Hintergründe zum Missbrauch auf Campingplatz Im Kreis Lippe
Aktuelle Stunde. 30.01.2019. UT. Verfügbar bis 30.12.2099. WDR. Von Thorsten Knape.
Missbrauchs-Verdacht in Lügde: Mehr als 1.000 Einzeltaten
Stand: 31.01.2019, 14:46 Uhr
- Verdacht: schwerer Missbrauch von mehr als 23 Kindern
- Ermittler sprechen von 1.000 Einzeltaten
- Drei Männer sitzen in U-Haft
Ein 56-Jähriger Mann aus Lügde und ein 33-Jähriger aus Steinheim bei Höxter sollen 23 Kinder sexuell missbraucht und kinderpornografisches Material hergestellt haben - ein dritter Mann ist 48 und kommt aus Stade in Niedersachsen. Er soll Auftraggeber gewesen sein und ist laut Polizei teilgeständig. Alle Männer befinden sich in Untersuchungshaft.
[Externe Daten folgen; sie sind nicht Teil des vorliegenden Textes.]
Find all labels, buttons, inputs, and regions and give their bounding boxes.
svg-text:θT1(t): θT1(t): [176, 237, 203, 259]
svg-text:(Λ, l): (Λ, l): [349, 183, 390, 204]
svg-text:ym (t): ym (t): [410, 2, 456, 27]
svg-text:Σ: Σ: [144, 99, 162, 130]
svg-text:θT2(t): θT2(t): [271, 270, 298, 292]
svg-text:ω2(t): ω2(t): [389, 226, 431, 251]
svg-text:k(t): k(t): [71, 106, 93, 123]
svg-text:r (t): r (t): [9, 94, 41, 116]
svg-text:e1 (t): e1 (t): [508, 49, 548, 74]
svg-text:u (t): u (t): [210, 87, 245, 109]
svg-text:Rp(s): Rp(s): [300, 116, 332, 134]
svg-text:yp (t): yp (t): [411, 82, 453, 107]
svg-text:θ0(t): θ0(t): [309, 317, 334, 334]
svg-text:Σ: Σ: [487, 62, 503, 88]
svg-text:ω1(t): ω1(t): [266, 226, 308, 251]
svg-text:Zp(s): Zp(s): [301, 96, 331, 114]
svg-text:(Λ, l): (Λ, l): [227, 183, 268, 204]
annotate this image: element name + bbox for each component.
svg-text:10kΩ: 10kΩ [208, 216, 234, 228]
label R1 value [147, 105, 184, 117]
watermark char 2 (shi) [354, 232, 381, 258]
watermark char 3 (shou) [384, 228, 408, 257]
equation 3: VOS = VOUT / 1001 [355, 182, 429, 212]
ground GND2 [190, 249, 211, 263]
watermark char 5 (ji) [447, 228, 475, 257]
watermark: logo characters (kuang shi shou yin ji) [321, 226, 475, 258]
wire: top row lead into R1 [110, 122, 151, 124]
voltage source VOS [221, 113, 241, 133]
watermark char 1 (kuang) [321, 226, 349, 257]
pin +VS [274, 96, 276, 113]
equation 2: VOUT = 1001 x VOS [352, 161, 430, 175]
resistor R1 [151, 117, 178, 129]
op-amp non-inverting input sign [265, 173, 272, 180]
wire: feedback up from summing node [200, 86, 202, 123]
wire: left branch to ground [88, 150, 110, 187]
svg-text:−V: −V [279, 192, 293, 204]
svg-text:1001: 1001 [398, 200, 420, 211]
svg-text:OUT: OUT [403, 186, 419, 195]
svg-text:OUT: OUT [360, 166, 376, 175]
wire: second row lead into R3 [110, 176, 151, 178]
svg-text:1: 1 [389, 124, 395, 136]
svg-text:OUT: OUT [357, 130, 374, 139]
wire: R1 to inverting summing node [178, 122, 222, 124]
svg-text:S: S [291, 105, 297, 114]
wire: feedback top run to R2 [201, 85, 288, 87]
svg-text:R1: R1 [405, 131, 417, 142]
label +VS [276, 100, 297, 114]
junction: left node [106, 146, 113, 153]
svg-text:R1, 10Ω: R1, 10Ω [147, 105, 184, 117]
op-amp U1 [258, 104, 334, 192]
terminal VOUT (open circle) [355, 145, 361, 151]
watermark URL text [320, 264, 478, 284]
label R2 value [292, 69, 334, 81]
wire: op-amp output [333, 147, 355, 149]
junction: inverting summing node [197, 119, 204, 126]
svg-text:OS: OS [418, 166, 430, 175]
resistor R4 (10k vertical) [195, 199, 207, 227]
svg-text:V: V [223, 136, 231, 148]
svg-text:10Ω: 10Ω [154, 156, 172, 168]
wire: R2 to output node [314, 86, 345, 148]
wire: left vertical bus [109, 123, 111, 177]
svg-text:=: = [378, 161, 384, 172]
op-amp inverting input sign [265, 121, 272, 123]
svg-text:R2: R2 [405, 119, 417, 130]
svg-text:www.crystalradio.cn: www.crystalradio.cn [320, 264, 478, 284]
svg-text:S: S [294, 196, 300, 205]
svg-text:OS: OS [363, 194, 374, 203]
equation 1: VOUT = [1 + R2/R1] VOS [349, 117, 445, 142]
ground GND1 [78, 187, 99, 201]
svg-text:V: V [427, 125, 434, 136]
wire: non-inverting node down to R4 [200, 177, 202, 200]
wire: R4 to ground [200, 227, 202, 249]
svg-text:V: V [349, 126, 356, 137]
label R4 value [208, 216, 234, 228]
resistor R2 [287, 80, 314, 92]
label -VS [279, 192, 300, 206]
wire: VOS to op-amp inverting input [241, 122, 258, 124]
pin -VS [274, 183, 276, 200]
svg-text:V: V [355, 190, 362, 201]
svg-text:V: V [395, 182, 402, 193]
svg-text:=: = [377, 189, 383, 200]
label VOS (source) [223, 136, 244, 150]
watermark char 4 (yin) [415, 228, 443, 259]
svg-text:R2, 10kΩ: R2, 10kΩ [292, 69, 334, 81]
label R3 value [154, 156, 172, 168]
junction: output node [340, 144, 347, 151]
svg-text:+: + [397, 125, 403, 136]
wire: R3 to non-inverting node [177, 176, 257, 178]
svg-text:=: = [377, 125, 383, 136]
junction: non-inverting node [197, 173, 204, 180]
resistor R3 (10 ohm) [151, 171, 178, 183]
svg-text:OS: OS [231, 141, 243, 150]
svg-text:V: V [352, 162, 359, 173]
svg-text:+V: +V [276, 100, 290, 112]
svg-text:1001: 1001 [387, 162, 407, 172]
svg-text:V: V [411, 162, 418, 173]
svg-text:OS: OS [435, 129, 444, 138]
Kriminalhauptkomissar Gunnar Weiß
Gegen alle drei ermittelt die neunköpfige Ermittlungskommission Camping wegen sexuellen Missbrauchs von Kindern sowie der Herstellung und Verbreitung von Kinderpornografie. Es gehe um mehr als 1.000 Einzeltaten, sagte der Leiter der Ermittlungskommission Camping, Gunnar Weiß, am Mittwoch (30.01.2019) in Detmold.
Die Opfer seien zwischen vier und 13 Jahre alt. Betroffen seien Mädchen und Jungen. "Dem Opferschutz und der Opfernachsorge räumen wir einen hohen Stellenwert ein", betont der Leiter des zuständigen Kriminalkommissariats, Achim Tietz.
Aktuelle Hinweise durch Polizei-Hotline
Die Ermittler gehen davon aus, dass es noch weitere Opfer gibt. Die Polizei Lippe hat einen Telefonanschluss für Hinweise aus der Bevölkerung eingerichtet: Bis Donnerstag (31.01.2019) wurde unter anderen Anrufen auch ein möglicher neuer Fall gemeldet und ein Mädchen namentlich genannt.
Tatort Campingplatz
Den Kontakt zu den Opfern hätten die mutmaßlichen Täter im Umfeld des Campingplatzes gesucht, auf dem sie Parzellen gemietet hatten. 30 Jahre lang habe der Hauptverdächtige hier als Dauercamper gelebt. Erst 2018 hat er auf Drängen des zuständigen Jugendamts einen festen Wohnsitz gemietet, eine Wohnung in Lügde.
Der Campingplatz in Lügde (Kreis Lippe)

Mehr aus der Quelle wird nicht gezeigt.